As mentioned in the introduction, we also finetuned a pretrained model to create a baseline to compare the previous model against. The pretrained model we worked with was GPT2ForSequenceClassification model with the standard configuration GPT2Config.from_pretrained() and the standard tokenizer GPT2Tokenizer.from_pretrained(). For the pretrained model, we used a lighter preprocessing scheme, only tokenizing the data and mapping the labels to $0, 1$. For training, we used the AdamW optimizer, with a linearly decreasing scheduler and the cross entropy loss. The training consisted of two main parts. In the first part, we fine-tuned all of the weights of the model. In the second part, we only updated the final layer of the model.

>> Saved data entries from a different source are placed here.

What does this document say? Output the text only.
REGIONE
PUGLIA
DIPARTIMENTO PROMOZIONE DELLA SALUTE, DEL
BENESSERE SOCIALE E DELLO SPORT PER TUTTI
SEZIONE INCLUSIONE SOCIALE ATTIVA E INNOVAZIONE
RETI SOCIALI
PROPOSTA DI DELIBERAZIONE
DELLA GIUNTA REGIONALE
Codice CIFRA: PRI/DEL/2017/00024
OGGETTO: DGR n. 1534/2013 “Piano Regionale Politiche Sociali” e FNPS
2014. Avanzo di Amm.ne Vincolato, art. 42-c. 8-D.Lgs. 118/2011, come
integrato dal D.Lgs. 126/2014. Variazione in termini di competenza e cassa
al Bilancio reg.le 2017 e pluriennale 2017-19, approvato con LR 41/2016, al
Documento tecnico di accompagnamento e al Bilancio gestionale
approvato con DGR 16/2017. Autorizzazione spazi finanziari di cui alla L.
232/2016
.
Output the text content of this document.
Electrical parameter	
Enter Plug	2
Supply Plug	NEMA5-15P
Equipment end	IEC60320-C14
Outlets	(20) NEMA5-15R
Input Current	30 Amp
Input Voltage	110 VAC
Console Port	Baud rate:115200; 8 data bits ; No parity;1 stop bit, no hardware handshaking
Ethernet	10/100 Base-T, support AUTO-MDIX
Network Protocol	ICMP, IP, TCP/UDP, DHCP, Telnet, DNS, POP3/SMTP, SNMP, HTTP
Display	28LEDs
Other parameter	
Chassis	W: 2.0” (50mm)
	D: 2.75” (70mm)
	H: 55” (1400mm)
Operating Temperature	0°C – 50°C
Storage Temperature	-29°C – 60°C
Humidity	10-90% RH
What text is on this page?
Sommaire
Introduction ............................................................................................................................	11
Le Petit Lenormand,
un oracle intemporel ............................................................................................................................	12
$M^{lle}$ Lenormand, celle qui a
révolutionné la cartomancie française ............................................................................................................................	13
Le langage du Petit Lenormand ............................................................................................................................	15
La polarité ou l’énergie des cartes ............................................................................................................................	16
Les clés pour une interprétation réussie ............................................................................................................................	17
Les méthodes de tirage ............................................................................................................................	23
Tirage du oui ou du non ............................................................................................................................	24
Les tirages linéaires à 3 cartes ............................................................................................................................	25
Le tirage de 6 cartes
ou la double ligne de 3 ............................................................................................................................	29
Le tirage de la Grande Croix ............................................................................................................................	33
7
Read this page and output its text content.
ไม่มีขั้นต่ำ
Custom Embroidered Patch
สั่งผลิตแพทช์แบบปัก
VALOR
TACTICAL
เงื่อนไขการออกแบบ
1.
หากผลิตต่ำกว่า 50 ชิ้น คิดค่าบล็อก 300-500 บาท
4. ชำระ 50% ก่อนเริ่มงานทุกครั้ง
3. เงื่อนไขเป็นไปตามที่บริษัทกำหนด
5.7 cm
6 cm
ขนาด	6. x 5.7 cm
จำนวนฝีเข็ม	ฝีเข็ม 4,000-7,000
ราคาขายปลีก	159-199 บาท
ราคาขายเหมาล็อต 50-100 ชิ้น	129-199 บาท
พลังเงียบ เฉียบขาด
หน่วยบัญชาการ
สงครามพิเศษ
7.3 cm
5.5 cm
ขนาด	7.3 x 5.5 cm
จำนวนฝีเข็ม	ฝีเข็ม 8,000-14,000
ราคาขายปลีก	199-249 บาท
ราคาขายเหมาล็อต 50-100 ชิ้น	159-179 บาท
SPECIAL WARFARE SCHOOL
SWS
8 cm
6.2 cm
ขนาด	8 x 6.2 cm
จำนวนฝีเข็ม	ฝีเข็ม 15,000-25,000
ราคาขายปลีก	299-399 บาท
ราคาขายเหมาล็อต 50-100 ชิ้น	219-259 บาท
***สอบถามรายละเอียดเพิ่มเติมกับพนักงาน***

The code preprocesses the dataset and splits it in to train and test, loads the pretrained model, finetunes it according to the hyperparameters in the beginning of the notebook, and evaluates the finetuned model on the test set.

ChatGPT3.5 baseline

Using the standard chat interface (not using the API), we first explained to ChatGPT that we want it to help us classify for each text segment we gave it, whether that person should be put on suicide watch or if he just has depression. In this explanation we also provided him with 2 real labeled examples from our dataset (one with depression label and the other with suicide watch label). Afterwards we queried it on a single text entry at a time, and asked him to share his prediction. In total, we queried ChatGPT on $100$ texts from the dataset, with $50$ labeled depression on the other $50$ labeled as suicide watch. Note that due to the sensitive nature of mental health topics, ChatGPT has very strict usage policies which made this experiment rather difficult which effects the results obtained. The code provided analyses ChatGPT answers documented in a excel file.

Folders

  • Under "from scratch" is all the relevant code and data for the mdoel we trained from scratch:
    • data: original data and preprocessed data CSV files
    • code: all provided notebooks.
    • config: config files with the hyperparams used in each model.
    • models: all checkpoint of the trained models.
  • "Pretrained" folder contains the notebook we used to finetune the pretrained model, and a file containing links to a checkpoint of a finetuned model.
  • "chat GPT" folder contains a session with ChatGPT3.5 in which it attempts to classify instances from the same dataset, a table documenting it's answers and a short script analysing it's responses.

Reference

[1] Document of the spacy model used for preprocces the data - https://spacy.io/models/en
[2] Previous work on the dataset, including preprocessing - https://www.kaggle.com/code/bryamblasrimac/suicidal-prediction-multiplemodels-accuracy-73/notebook#5.

[3] Dataset - https://www.kaggle.com/datasets/subhranilpaul/suicidal-mental-health-review

License

This project is licensed under the MIT License. For more details, see the MIT License documentation.